This repository contains the code and other resources for our proposed solution for the COVID-19 Retweet Prediction Challenge at CIKM2020 Analyticup. The proposed solution ranked 4th on the final testing leaderboard among 20 teams (51 teams in the validation phase). The pre-print of our report is available here.


Requirements

  • Download relevant data files from here with password: cgfm, unpack any tar.gz files in the model directory
    • model directory contains trained models
    • tmp directory contains extracted data for training and prediction
    • data directory contains raw data provided by the challenge origranizers
  • Check and install relevant packages based on requrirements.txt - pip install requirements.txt
  • All experiments are run with a commodity laptop (Intel CoreI5 processor at 2.6 GHz, 8GB of RAM, and with 200GB swap space)

Scripts

  • test.py loads the test data and run different RERFs to get the prediction results in the output directory and ensembles those results.
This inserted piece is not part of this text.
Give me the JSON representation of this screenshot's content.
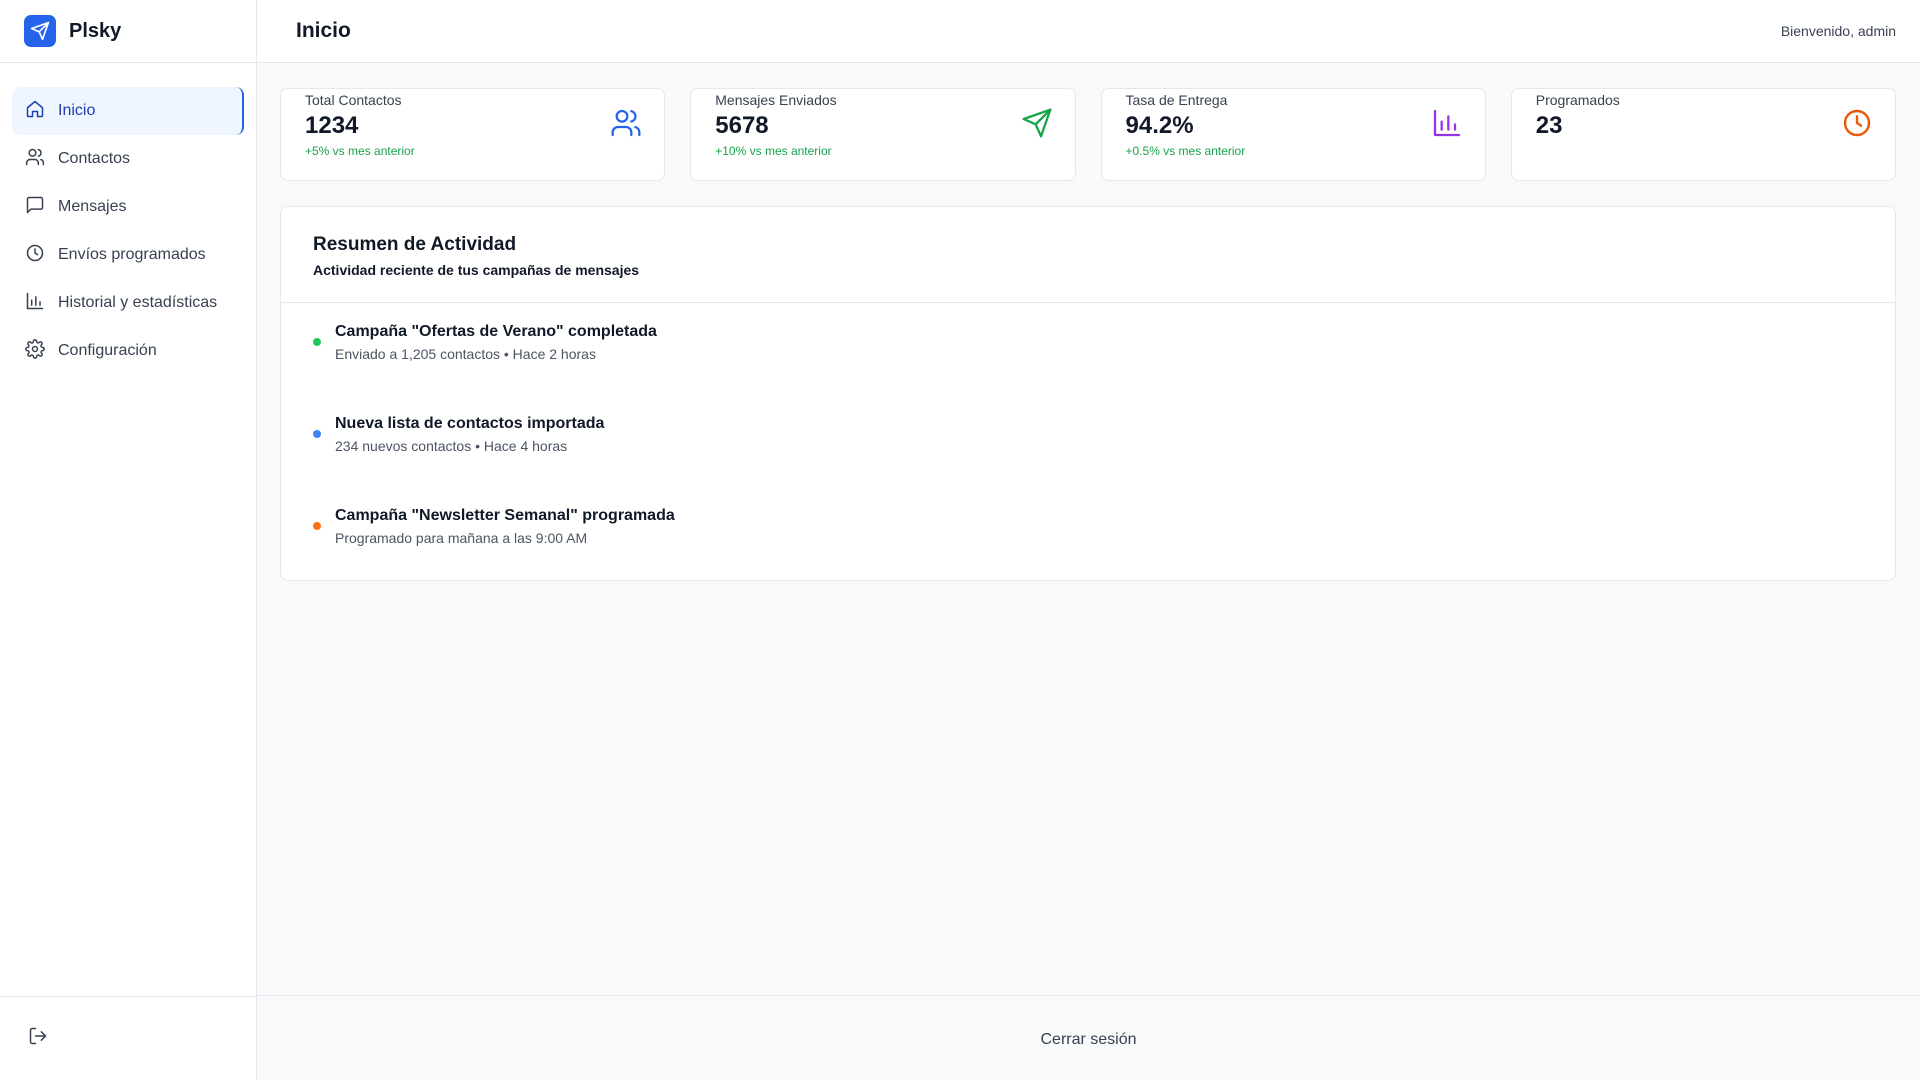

Afterwards, it applied personalized patching to update the final prediction results for users having a sufficient number of tweets in the training set.
  • train.py contains code for training different RERFs, which are used in the test.py.
  • utils.py contains necessary utility functions for train.py and test.py.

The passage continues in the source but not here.